Patches vs. upgrades

(Initial content taken from the Packaging Modularization Efforts mail.)

The OOo code base includes mechanisms to build patch installation sets that only contain those parts that have actually changed relative to some older version of a product, using whatever platform-specific means (for Linux rpm, Solaris packages, and Windows Installer) to get those patch sets as small as possible. This is for example used by StarOffice to produce patch sets from a given major version to one of its minor versions.

However, the nature of those patch mechanisms also means that you cannot do much to the package structure of a product between two minors.
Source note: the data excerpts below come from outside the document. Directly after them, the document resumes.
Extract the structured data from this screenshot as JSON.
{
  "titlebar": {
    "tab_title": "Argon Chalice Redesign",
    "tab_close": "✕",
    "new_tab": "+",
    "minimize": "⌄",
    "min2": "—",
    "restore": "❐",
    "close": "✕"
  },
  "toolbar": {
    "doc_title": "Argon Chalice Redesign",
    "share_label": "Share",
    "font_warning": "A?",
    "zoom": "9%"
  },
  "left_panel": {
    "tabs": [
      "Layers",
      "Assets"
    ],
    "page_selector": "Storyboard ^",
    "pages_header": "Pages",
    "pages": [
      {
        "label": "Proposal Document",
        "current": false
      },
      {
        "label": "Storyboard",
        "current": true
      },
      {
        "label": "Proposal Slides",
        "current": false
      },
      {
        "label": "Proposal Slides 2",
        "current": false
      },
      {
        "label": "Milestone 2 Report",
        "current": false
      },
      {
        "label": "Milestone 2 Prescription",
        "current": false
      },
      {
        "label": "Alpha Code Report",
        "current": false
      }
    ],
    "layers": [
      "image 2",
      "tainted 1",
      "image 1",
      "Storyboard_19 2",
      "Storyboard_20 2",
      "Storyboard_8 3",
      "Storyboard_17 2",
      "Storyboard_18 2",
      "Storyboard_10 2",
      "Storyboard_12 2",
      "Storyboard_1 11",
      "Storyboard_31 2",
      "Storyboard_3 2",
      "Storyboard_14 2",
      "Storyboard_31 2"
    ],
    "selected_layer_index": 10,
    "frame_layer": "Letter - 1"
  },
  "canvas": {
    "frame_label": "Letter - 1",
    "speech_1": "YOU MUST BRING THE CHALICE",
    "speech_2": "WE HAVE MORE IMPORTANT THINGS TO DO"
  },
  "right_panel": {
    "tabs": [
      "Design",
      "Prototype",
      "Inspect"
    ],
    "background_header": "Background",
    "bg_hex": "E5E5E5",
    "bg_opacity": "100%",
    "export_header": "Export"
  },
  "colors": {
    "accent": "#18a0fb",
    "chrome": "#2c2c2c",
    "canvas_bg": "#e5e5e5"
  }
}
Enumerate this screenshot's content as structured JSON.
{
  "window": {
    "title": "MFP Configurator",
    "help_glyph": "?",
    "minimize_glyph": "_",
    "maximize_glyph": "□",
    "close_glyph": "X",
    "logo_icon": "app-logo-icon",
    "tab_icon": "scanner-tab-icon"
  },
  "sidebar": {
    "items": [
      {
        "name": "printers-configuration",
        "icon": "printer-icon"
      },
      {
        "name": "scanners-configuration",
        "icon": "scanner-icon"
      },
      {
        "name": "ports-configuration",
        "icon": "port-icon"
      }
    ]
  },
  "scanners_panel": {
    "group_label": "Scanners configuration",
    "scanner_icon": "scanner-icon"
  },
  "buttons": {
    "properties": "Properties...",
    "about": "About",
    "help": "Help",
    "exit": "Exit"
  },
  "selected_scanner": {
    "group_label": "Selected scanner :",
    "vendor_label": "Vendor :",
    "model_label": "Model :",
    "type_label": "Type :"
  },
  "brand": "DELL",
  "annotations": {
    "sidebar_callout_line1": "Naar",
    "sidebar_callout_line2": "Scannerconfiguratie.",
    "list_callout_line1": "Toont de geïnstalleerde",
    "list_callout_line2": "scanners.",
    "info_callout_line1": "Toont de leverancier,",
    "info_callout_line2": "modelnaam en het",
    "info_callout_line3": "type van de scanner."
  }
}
You can only jumble the structure for a new major. (For example, some patch formats do not allow to remove an existing file with a patch, so you could not move a file from one package to another, even if the two packages would be in different locations of a distributed product.)

But it might not work to get done all the repackaging things we consider useful in time for a new major OOo 3 (which will inevitably come, sooner or later). We can solve this dilemma by reducing the constraints that the patch feature imposes. For example, we can retain the current patch mechanism for true fix-only (micro) releases, and introduce a coarser upgrade mechanism for minors that always exchanges complete packages. That way, a file could be moved between packages, or a new package could be cut off an existing one, without having to hold off until the next major.

Localizations

When building various single/multi language installation sets, do not re-build all the packages (especially the locale-independent ones) for each individual installation set.

Ease QA work

Better understand how QA is currently done on the huge set of (slightly) different installation sets, to find ways to systematically reduce the necessary efforts.

Sharing packages across architectures

At least on Solaris SPARC and x86 (which share the same package format), we could already today share packages that do not include native binaries. Experimentations in this area can help better understand how a broader mechanism of sharing (abstract or concrete) packages should work.